Contractor labels were not enough on their own. A training data cleanup process routed examples to investment experts when a model trained on vendor labels disagreed with those labels. Custom fine-tuned models may outperform on domain-specific tasks requiring expert judgment, but the Bridgewater workflow points to a narrower lesson: private feedback, labels, review rules, and corrections gave the model a repeatable path to investor judgment.
Bridgewater’s training run used Thinking Machines Lab’s Tinker platform. In 2025, the Murati-led AI startup launched Tinker API for model customization before the Bridgewater evaluation. For this project, the Tinker training API let researchers control model training while the company handled infrastructure.
Thinking Machines Lab paired Tinker with Qwen3-235B for task-specific extra training, not a general chatbot rollout.
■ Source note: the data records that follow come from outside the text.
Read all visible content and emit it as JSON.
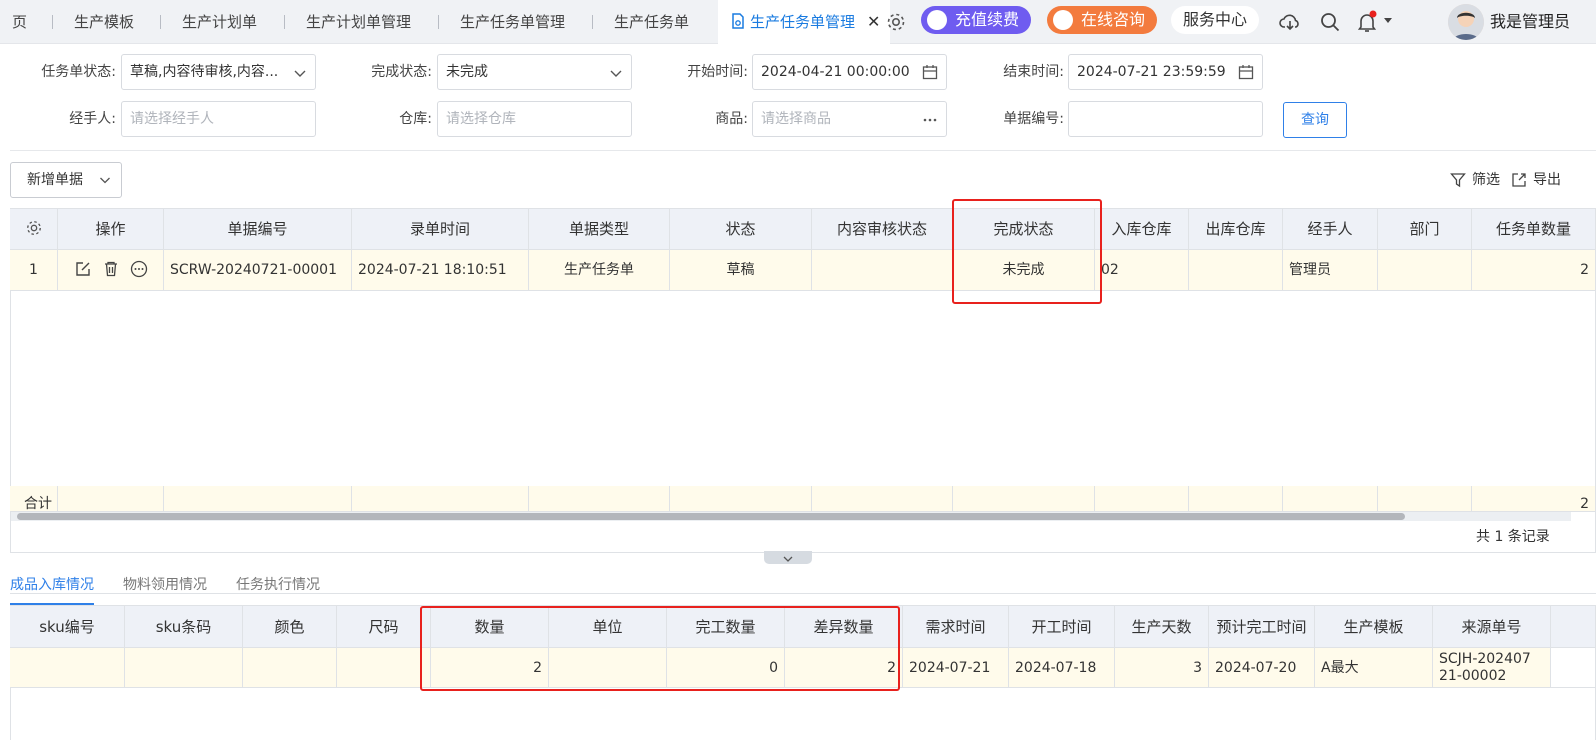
{
  "tabs": [
    {
      "label": "页"
    },
    {
      "label": "生产模板"
    },
    {
      "label": "生产计划单"
    },
    {
      "label": "生产计划单管理"
    },
    {
      "label": "生产任务单管理"
    },
    {
      "label": "生产任务单"
    },
    {
      "label": "生产任务单管理",
      "active": true
    }
  ],
  "tab_close": "✕",
  "header": {
    "recharge": "充值续费",
    "consult": "在线咨询",
    "service": "服务中心",
    "user": "我是管理员"
  },
  "colors": {
    "accent": "#2f80e8",
    "recharge": "#6f5cf0",
    "consult": "#f37b3e",
    "highlight": "#e8211d",
    "row": "#fffbeb"
  },
  "filters": {
    "task_status": {
      "label": "任务单状态:",
      "value": "草稿,内容待审核,内容..."
    },
    "done_status": {
      "label": "完成状态:",
      "value": "未完成"
    },
    "start_time": {
      "label": "开始时间:",
      "value": "2024-04-21 00:00:00"
    },
    "end_time": {
      "label": "结束时间:",
      "value": "2024-07-21 23:59:59"
    },
    "handler": {
      "label": "经手人:",
      "placeholder": "请选择经手人"
    },
    "warehouse": {
      "label": "仓库:",
      "placeholder": "请选择仓库"
    },
    "product": {
      "label": "商品:",
      "placeholder": "请选择商品"
    },
    "doc_no": {
      "label": "单据编号:",
      "value": ""
    },
    "query": "查询"
  },
  "toolbar": {
    "new": "新增单据",
    "filter": "筛选",
    "export": "导出"
  },
  "main_table": {
    "headers": [
      "",
      "操作",
      "单据编号",
      "录单时间",
      "单据类型",
      "状态",
      "内容审核状态",
      "完成状态",
      "入库仓库",
      "出库仓库",
      "经手人",
      "部门",
      "任务单数量"
    ],
    "row": [
      "1",
      "",
      "SCRW-20240721-00001",
      "2024-07-21 18:10:51",
      "生产任务单",
      "草稿",
      "",
      "未完成",
      "02",
      "",
      "管理员",
      "",
      "2"
    ],
    "footer_label": "合计",
    "footer_total": "2",
    "record_count": "共 1 条记录"
  },
  "bottom_tabs": [
    "成品入库情况",
    "物料领用情况",
    "任务执行情况"
  ],
  "detail_table": {
    "headers": [
      "sku编号",
      "sku条码",
      "颜色",
      "尺码",
      "数量",
      "单位",
      "完工数量",
      "差异数量",
      "需求时间",
      "开工时间",
      "生产天数",
      "预计完工时间",
      "生产模板",
      "来源单号"
    ],
    "row": [
      "",
      "",
      "",
      "",
      "2",
      "",
      "0",
      "2",
      "2024-07-21",
      "2024-07-18",
      "3",
      "2024-07-20",
      "A最大",
      "SCJH-202407\n21-00002"
    ]
  }
}
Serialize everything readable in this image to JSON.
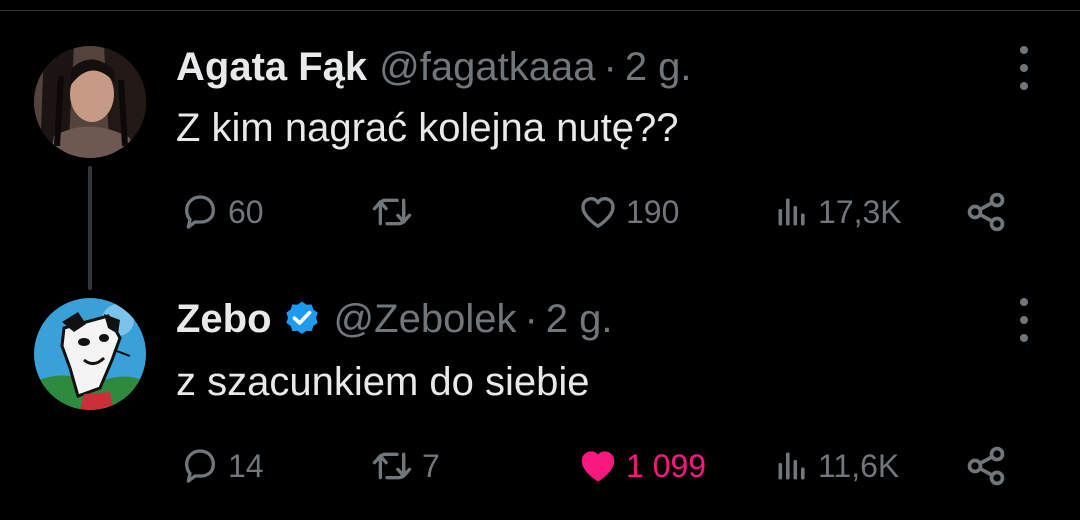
{
  "tweets": [
    {
      "name": "Agata Fąk",
      "handle": "@fagatkaaa",
      "dot": "·",
      "time": "2 g.",
      "text": "Z kim nagrać kolejna nutę??",
      "replies": "60",
      "retweets": "",
      "likes": "190",
      "views": "17,3K",
      "liked": false,
      "verified": false
    },
    {
      "name": "Zebo",
      "handle": "@Zebolek",
      "dot": "·",
      "time": "2 g.",
      "text": "z szacunkiem do siebie",
      "replies": "14",
      "retweets": "7",
      "likes": "1 099",
      "views": "11,6K",
      "liked": true,
      "verified": true
    }
  ],
  "colors": {
    "background": "#000000",
    "text": "#e7e9ea",
    "muted": "#71767b",
    "like_active": "#f91880",
    "verified": "#1d9bf0"
  },
  "icons": [
    "reply-icon",
    "retweet-icon",
    "like-icon",
    "views-icon",
    "share-icon",
    "more-icon",
    "verified-badge-icon"
  ]
}
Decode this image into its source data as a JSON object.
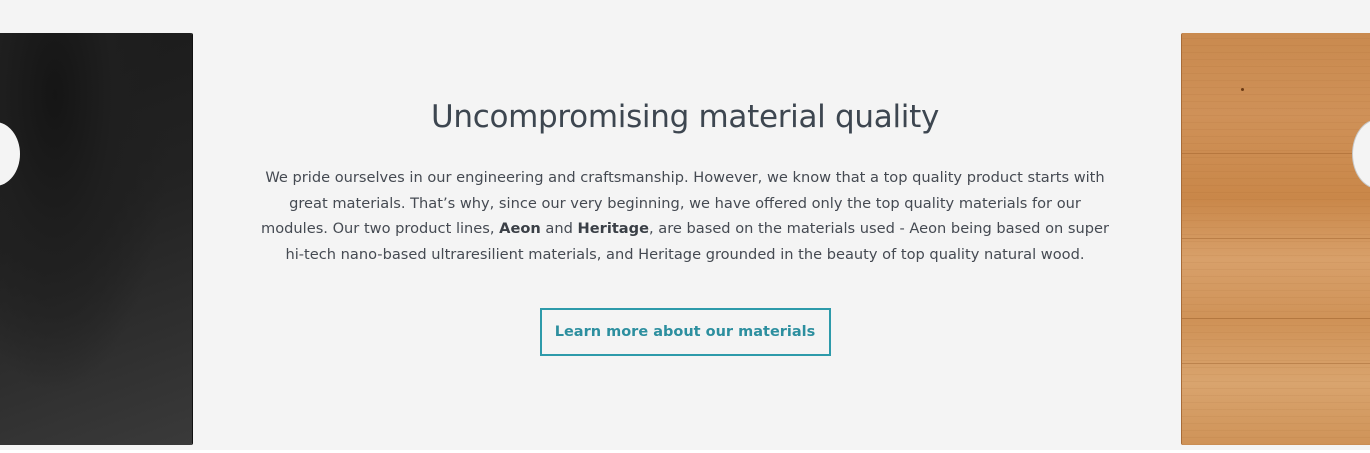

Tinker uses LoRA and limits customer data so organizations can fine-tune a smaller adapter while keeping customer data tied to customer models.
Financial teams get a clearer control condition when research includes sensitive client and strategy information. Beyond the adapter method, Tinker exposes forward-backward, optimizer-step, sampling, and save-state functions for model training workflows. Recipe details also included on-policy distillation, where a student model learns from its own attempted outputs while stronger teachers grade them.
What Bridgewater’s Six-Task Result Does Not Prove
Bridgewater warns that AI-tool outputs can contain inaccuracies, errors, defects, or security vulnerabilities found only after use, keeping the finance-task numbers tied to careful deployment rather than automated trust.
Independent enterprise-AI commentator and analyst Vijay Vijayasankar frames the Bridgewater result as a scope caveat rather than a verdict on every larger model. He called the advantage “a better feedback loop” because expert correction, task definition, and deployment constraints matter alongside model size. A large adaptable model still requires GPUs, batching, latency tuning, and engineering staff, so lower inference cost does not remove the need to maintain a narrow document-filtering system.
Bridgewater and Thinking Machines Lab still have to show whether the six-task evaluation holds up in broader, independently checked financial workflows. Fresh filings, central-bank documents, and regulatory language can shift the judgments a model must learn. For financial firms, those changes will test whether ongoing model maintenance can keep the reported accuracy edge intact outside the company-run evaluation.